The report, "The Characteristics of Pandemic Pathogens," establishes a framework for identifying naturally occurring microorganisms that pose a global catastrophic biological risk (GCBR) and makes recommendations for improving preparedness efforts. "GCBRs are events in which biological agents could lead to a sudden, extraordinary, widespread disaster beyond the collective capability of national and international governments and the private sector to control," the center said in a press release.

"Health security preparedness needs to be adaptable to new threats and not exclusively wedded to historical notions," said Amesh Adalja, MD, project lead and senior scholar at the Center for Health Security. "A more active-minded approach to this problem will, in the end, help guard against a GCBR event occurring."

To prepare the report, the authors interviewed more than 120 subject matter experts and convened a meeting with some of them to analyze data the authors had gathered. The experts identified RNA viruses as the biggest threat because of their high ability to mutate.

Key preparedness recommendations detailed in the report include having a focused approach with some flexibility, improving surveillance for respiratory-borne RNA viruses, developing antiviral agents, pursuing a universal flu vaccine and other vaccine, fully funding appropriate research, and devising better diagnostic tests.
May 10 Center for Health Security news release
May 10 Center for Health Security full report

 

As US flu continues at low levels, CDC reports 2 more pediatric deaths

Post-epidemic influenza activity in the United States continues at much reduced levels, but CDC officials today confirmed 2 new flu-related deaths in children, bringing the number of pediatric fatalities this season to 165, the highest recorded since 2012-13.

The percentage of clinical visits for influenza-like illness stayed the same as the previous week, at 1.5%, well below the national baseline of 2.2%. Likewise, the number of states reporting geographically widespread flu remained the same, at three (Connecticut, Massachusetts, and New York).

The overall rate of hospitalization for flu, a marker that often lags other indicators, also held, at 106.0 per 100,000 population. For seniors, the number rose from 457.2 to 459.7 per 100,000 population.

As is common late in the flu season, respiratory specimens testing positive for influenza B continued to strongly outpace influenza A, totaling 65% for the week. (Over the season, however, influenza A has been twice as prevalent as influenza B, and the H3N2 strain has constituted 85% of "A" viruses that were subtyped.)

The two new pediatric deaths were both recorded in March, one caused by H3N2 and one by influenza B. The 2012-13 season saw 171 pediatric flu deaths, according to CDC data.
May 11 CDC FluView update

 

WHO says Nigeria's Lassa fever outbreak is contained

Cases have been declining over the past 6 weeks on Nigeria's largest Lassa fever outbreak, and with only a handful of cases reported in recent weeks, the World Health Organization (WHO) said yesterday that the critical phase of the outbreak is under control.

For the week ending May 6, only 3 new cases were reported, edging the number of cases since the first of the year to 423, including 106 deaths.

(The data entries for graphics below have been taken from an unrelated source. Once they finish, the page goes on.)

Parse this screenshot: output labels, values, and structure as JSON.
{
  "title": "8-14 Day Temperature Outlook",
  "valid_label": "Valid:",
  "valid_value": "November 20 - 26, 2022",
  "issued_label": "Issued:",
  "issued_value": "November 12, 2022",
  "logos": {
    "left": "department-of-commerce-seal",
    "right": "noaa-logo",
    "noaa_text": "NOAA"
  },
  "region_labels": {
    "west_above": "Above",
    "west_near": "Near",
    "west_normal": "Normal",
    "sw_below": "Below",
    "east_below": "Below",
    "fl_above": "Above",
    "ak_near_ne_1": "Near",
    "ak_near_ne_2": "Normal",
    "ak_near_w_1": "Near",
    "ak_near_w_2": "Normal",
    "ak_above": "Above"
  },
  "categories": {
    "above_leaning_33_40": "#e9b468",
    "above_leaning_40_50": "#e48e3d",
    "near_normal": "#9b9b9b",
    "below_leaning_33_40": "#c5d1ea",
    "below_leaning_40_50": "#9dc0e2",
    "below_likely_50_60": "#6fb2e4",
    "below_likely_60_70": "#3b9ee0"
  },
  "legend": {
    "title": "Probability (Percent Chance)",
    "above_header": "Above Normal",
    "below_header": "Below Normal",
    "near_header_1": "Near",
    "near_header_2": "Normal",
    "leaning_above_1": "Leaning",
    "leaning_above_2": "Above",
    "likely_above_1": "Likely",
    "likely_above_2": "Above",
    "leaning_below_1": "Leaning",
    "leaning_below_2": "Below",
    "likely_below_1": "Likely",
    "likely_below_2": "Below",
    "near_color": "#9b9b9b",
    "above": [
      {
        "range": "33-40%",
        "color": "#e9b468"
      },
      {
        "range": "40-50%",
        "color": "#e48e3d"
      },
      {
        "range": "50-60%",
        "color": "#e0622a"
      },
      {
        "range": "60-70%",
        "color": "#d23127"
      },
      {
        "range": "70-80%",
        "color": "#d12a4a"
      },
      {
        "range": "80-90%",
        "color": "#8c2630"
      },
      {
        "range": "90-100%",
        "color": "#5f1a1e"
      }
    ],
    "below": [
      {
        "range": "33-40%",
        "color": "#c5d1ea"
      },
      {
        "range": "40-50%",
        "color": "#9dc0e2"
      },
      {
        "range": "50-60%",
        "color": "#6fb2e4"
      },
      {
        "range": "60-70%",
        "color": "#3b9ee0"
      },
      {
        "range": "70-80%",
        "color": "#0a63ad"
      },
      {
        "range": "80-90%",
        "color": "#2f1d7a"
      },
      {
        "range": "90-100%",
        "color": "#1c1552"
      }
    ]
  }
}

The WHO said case numbers have dropped below levels considered to be a national emergency when compared with data from earlier outbreaks.

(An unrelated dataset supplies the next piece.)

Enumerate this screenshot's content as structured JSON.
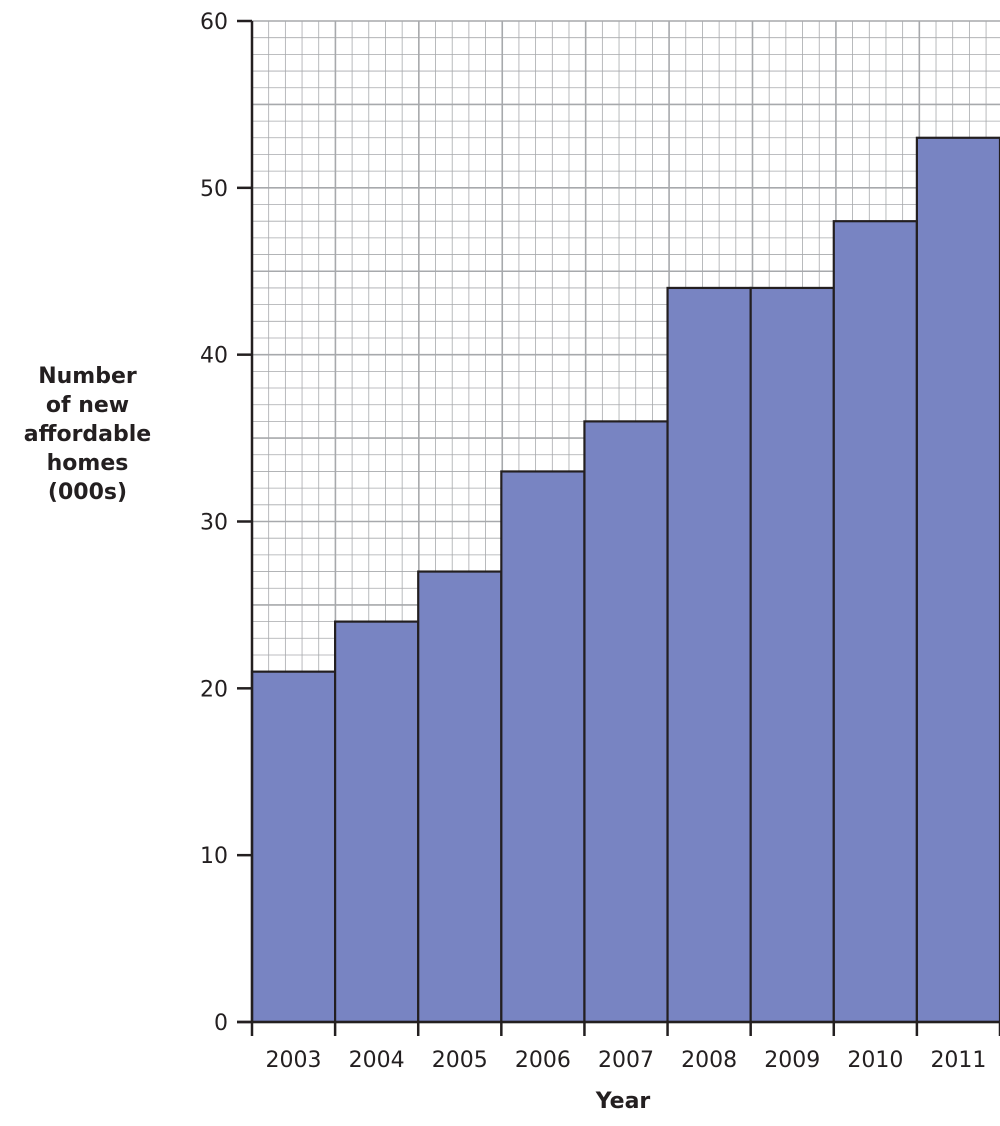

Ibrahima-Soce Fall, MD, MPH, regional emergencies director for Africa, said in the WHO statement that Nigeria is to be congratulated for reaching this important milestone. "But we cannot let our foot off the pedal. We must use the lessons learnt to better prepare at risk countries in our region to conduct rapid detection and response," he said.

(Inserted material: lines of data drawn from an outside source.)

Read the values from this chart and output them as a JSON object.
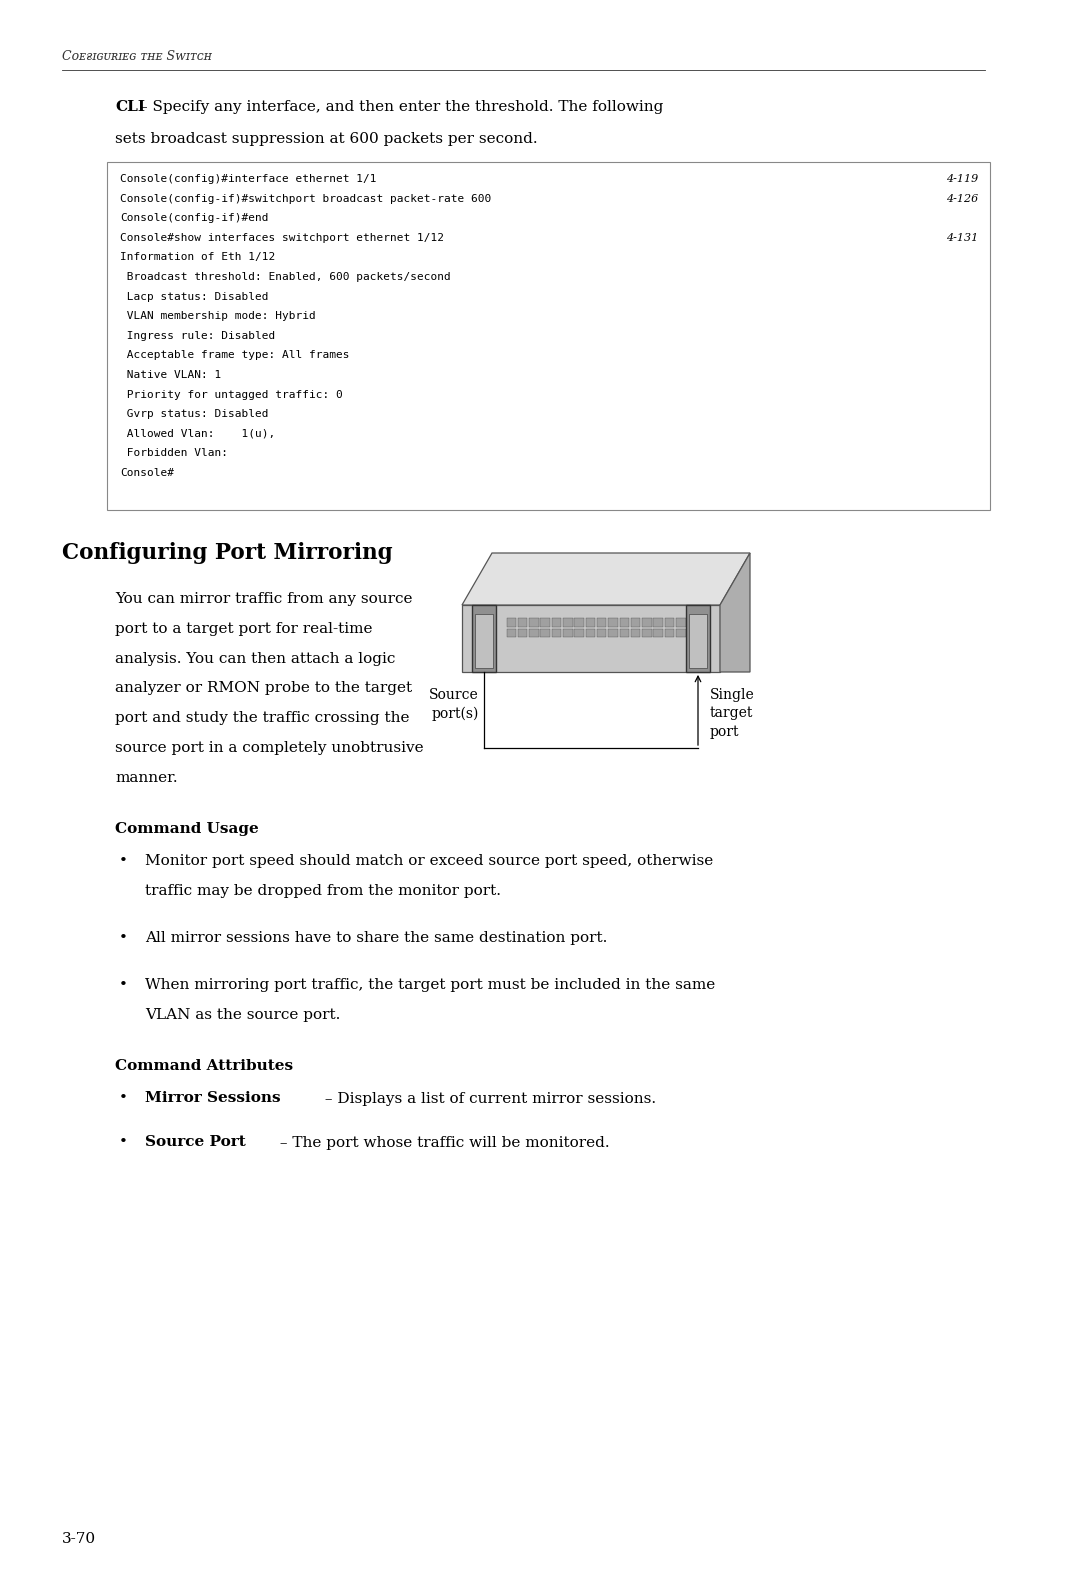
{
  "bg_color": "#ffffff",
  "page_width": 10.8,
  "page_height": 15.7,
  "code_lines": [
    [
      "Console(config)#interface ethernet 1/1",
      "4-119"
    ],
    [
      "Console(config-if)#switchport broadcast packet-rate 600",
      "4-126"
    ],
    [
      "Console(config-if)#end",
      ""
    ],
    [
      "Console#show interfaces switchport ethernet 1/12",
      "4-131"
    ],
    [
      "Information of Eth 1/12",
      ""
    ],
    [
      " Broadcast threshold: Enabled, 600 packets/second",
      ""
    ],
    [
      " Lacp status: Disabled",
      ""
    ],
    [
      " VLAN membership mode: Hybrid",
      ""
    ],
    [
      " Ingress rule: Disabled",
      ""
    ],
    [
      " Acceptable frame type: All frames",
      ""
    ],
    [
      " Native VLAN: 1",
      ""
    ],
    [
      " Priority for untagged traffic: 0",
      ""
    ],
    [
      " Gvrp status: Disabled",
      ""
    ],
    [
      " Allowed Vlan:    1(u),",
      ""
    ],
    [
      " Forbidden Vlan:",
      ""
    ],
    [
      "Console#",
      ""
    ]
  ],
  "section_title": "Configuring Port Mirroring",
  "cmd_usage_title": "Command Usage",
  "cmd_attr_title": "Command Attributes",
  "cmd_attr_bullets": [
    [
      "Mirror Sessions",
      " – Displays a list of current mirror sessions."
    ],
    [
      "Source Port",
      " – The port whose traffic will be monitored."
    ]
  ],
  "page_number": "3-70"
}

The WHO said it will continue to support Nigeria's stepped-up response to the outbreak, which it says led to 37 infections in health workers, highlighting the need to implement standard infection prevention and control practices with all patients and a high index of suspicion, regardless of health status.

Lassa fever is a viral infection mainly transmitted to humans through contact with food or household items contaminated with rodent urine, feces, or blood. The virus can pass from person to person through direct or indirect contact with an infected person's body fluids.